Date: August 26, 2021

Location: Jackson Hole, Wyoming

The steep rise in public debt around the world over the past 15 years, as governments grappled with economic crises, including the Global Financial Crisis and the ongoing COVID-19 pandemic, is likely irreversible, according to a research paper presented at the Kansas City Federal Reserve’s annual central banking symposium in Jackson Hole, Wyoming.

The research paper, authored by economist Serkan Arslanalp from the International Monetary Fund and economics professor Barry Eichengreen from the University of California, Berkeley, argues that public debt loads have skyrocketed from 40% to 60% of GDP, on average, since 2007. Debt-to-GDP ratios are even higher in advanced countries. The United States, the world’s largest economy, now has government debt that exceeds its yearly economic output, compared to 70% of GDP 15 years ago.

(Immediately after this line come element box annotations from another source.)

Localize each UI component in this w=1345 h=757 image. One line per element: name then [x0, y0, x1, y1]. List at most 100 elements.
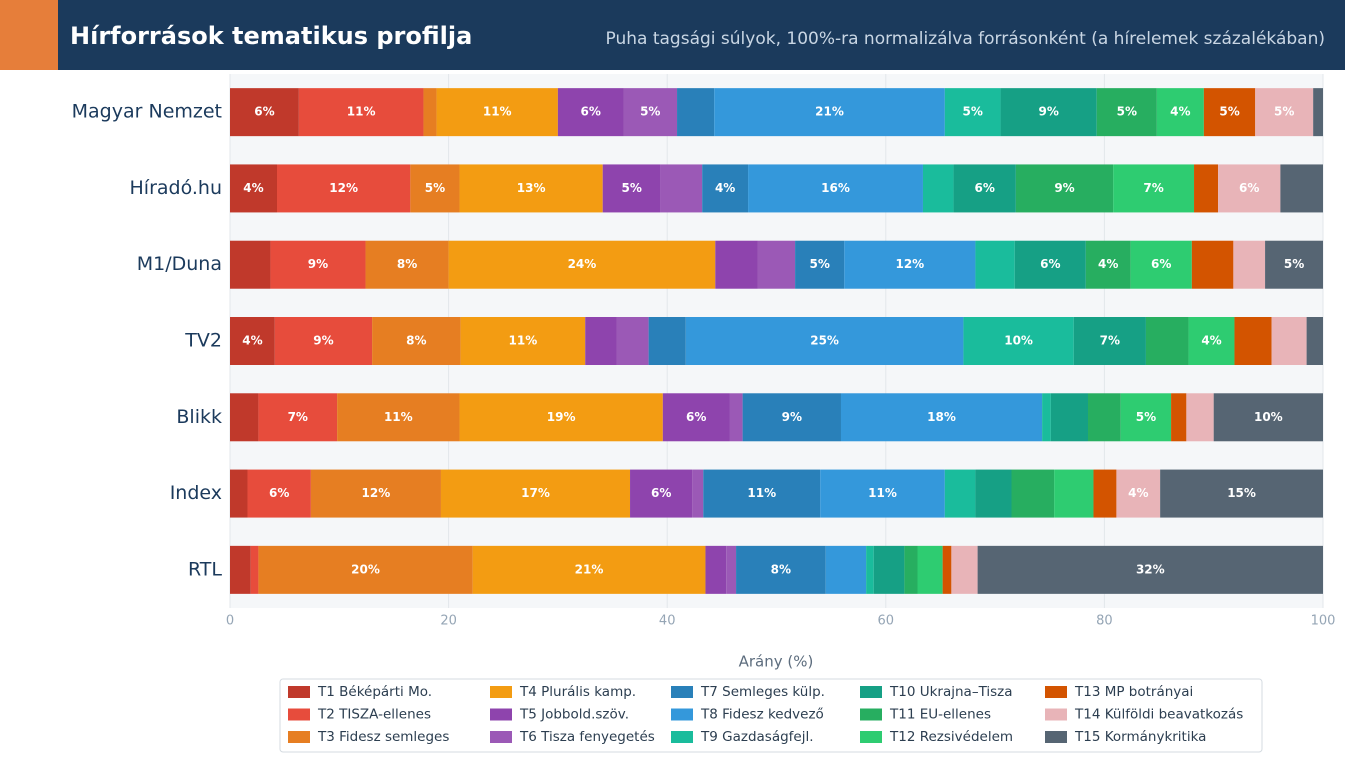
legend-label: T8 Fidesz kedvező: [700, 707, 824, 723]
x-axis-label: Arány (%): [739, 653, 814, 671]
bar-segment: [705, 545, 727, 594]
bar-segment: [372, 317, 461, 365]
bar-segment: [757, 240, 796, 289]
data-label: 4%: [1201, 334, 1221, 348]
header-accent: [0, 0, 58, 70]
y-tick-label: TV2: [184, 330, 222, 352]
y-tick-label: Index: [170, 482, 222, 504]
data-label: 5%: [621, 181, 641, 195]
bar-segment: [365, 240, 449, 289]
bar-segment: [736, 545, 826, 594]
bar-segment: [230, 545, 251, 594]
legend-swatch: [1045, 686, 1067, 698]
data-label: 9%: [1054, 181, 1074, 195]
bar-segment: [1218, 164, 1281, 213]
bar-segment: [922, 164, 954, 213]
data-label: 21%: [575, 562, 604, 576]
legend-swatch: [671, 686, 693, 698]
bar-segment: [975, 240, 1015, 289]
bar-segment: [1042, 393, 1051, 442]
legend-swatch: [671, 731, 693, 743]
legend-swatch: [490, 731, 512, 743]
data-label: 12%: [362, 486, 391, 500]
data-label: 15%: [1227, 486, 1256, 500]
bar-segment: [1233, 240, 1266, 289]
legend-swatch: [860, 686, 882, 698]
bar-segment: [702, 164, 749, 213]
bar-segment: [1306, 317, 1323, 365]
data-label: 11%: [384, 410, 413, 424]
bar-segment: [1093, 469, 1117, 518]
legend-swatch: [288, 731, 310, 743]
bar-segment: [1054, 469, 1094, 518]
bar-segment: [1265, 240, 1323, 289]
data-label: 5%: [809, 257, 829, 271]
data-label: 9%: [1038, 105, 1058, 119]
legend-swatch: [490, 708, 512, 721]
bar-segment: [630, 469, 693, 518]
bar-segment: [1186, 393, 1214, 442]
data-label: 7%: [1100, 334, 1120, 348]
bar-segment: [230, 240, 271, 289]
bar-segment: [742, 393, 841, 442]
bar-segment: [436, 88, 558, 137]
data-label: 10%: [1254, 410, 1283, 424]
bar-segment: [873, 545, 905, 594]
data-label: 7%: [1143, 181, 1163, 195]
legend-label: T13 MP botrányai: [1074, 684, 1193, 700]
data-label: 6%: [686, 410, 706, 424]
bar-segment: [1213, 393, 1323, 442]
data-label: 24%: [568, 257, 597, 271]
bar-segment: [726, 545, 737, 594]
bar-segment: [1011, 469, 1055, 518]
bar-segment: [1171, 393, 1187, 442]
bar-segment: [953, 164, 1016, 213]
bar-segment: [1145, 317, 1189, 365]
bar-segment: [729, 393, 743, 442]
data-label: 9%: [313, 334, 333, 348]
bar-segment: [1255, 88, 1314, 137]
legend-swatch: [860, 708, 882, 721]
bar-segment: [448, 240, 716, 289]
bar-segment: [840, 393, 1043, 442]
bar-segment: [298, 88, 424, 137]
y-tick-label: Blikk: [176, 406, 222, 428]
data-label: 4%: [242, 334, 262, 348]
bar-segment: [944, 469, 976, 518]
data-label: 9%: [308, 257, 328, 271]
bar-segment: [270, 240, 366, 289]
data-label: 11%: [483, 105, 512, 119]
data-label: 25%: [810, 334, 839, 348]
bar-segment: [1271, 317, 1307, 365]
y-tick-label: M1/Duna: [137, 253, 222, 275]
bar-segment: [795, 240, 845, 289]
data-label: 6%: [651, 486, 671, 500]
header-bar: [0, 0, 1345, 70]
legend-label: T5 Jobbold.szöv.: [519, 707, 629, 723]
data-label: 13%: [517, 181, 546, 195]
data-label: 9%: [782, 410, 802, 424]
bar-segment: [662, 393, 730, 442]
bar-segment: [460, 317, 586, 365]
bar-segment: [423, 88, 437, 137]
data-label: 6%: [269, 486, 289, 500]
bar-segment: [247, 469, 311, 518]
x-tick-label: 20: [440, 614, 457, 629]
bar-segment: [1234, 317, 1272, 365]
data-label: 10%: [1004, 334, 1033, 348]
bar-segment: [820, 469, 945, 518]
bar-segment: [975, 469, 1012, 518]
data-label: 19%: [547, 410, 576, 424]
bar-segment: [440, 469, 631, 518]
data-label: 4%: [715, 181, 735, 195]
bar-segment: [1280, 164, 1323, 213]
bar-segment: [1113, 164, 1195, 213]
data-label: 11%: [509, 334, 538, 348]
bar-segment: [1015, 164, 1114, 213]
data-label: 11%: [868, 486, 897, 500]
legend-label: T9 Gazdaságfejl.: [700, 729, 814, 745]
data-label: 8%: [406, 334, 426, 348]
data-label: 4%: [1128, 486, 1148, 500]
bar-segment: [258, 393, 338, 442]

Contrary to historical trends, the researchers suggest that reducing debt-to-GDP ratios will be extremely challenging for many economies. They point to factors such as population aging, which will require additional public financing for healthcare and pensions, as well as rising interest rates and political divisions that make achieving budget surpluses difficult.

Moreover, the authors highlight that inflation does little to reduce debt ratios unless it consistently surprises to the upside over a long period. They note that debt restructuring for developing countries has become more elusive as the number of creditors has increased.

In their paper, Arslanalp and Eichengreen argue that high public debts are now a permanent feature of the global economic landscape. They emphasize the need for governments to limit spending, consider tax increases, and improve bank regulations to prevent costly financial crises.

“While this diagnosis may not bring about happiness, it is a realistic one,” the researchers wrote.

It is crucial for policymakers to recognize the challenges associated with high public debt, as they devise strategies to sustain economic growth and financial stability. By implementing prudent fiscal measures, including spending controls and improved fiscal oversight, governments can mitigate the risks posed by mounting debt burdens.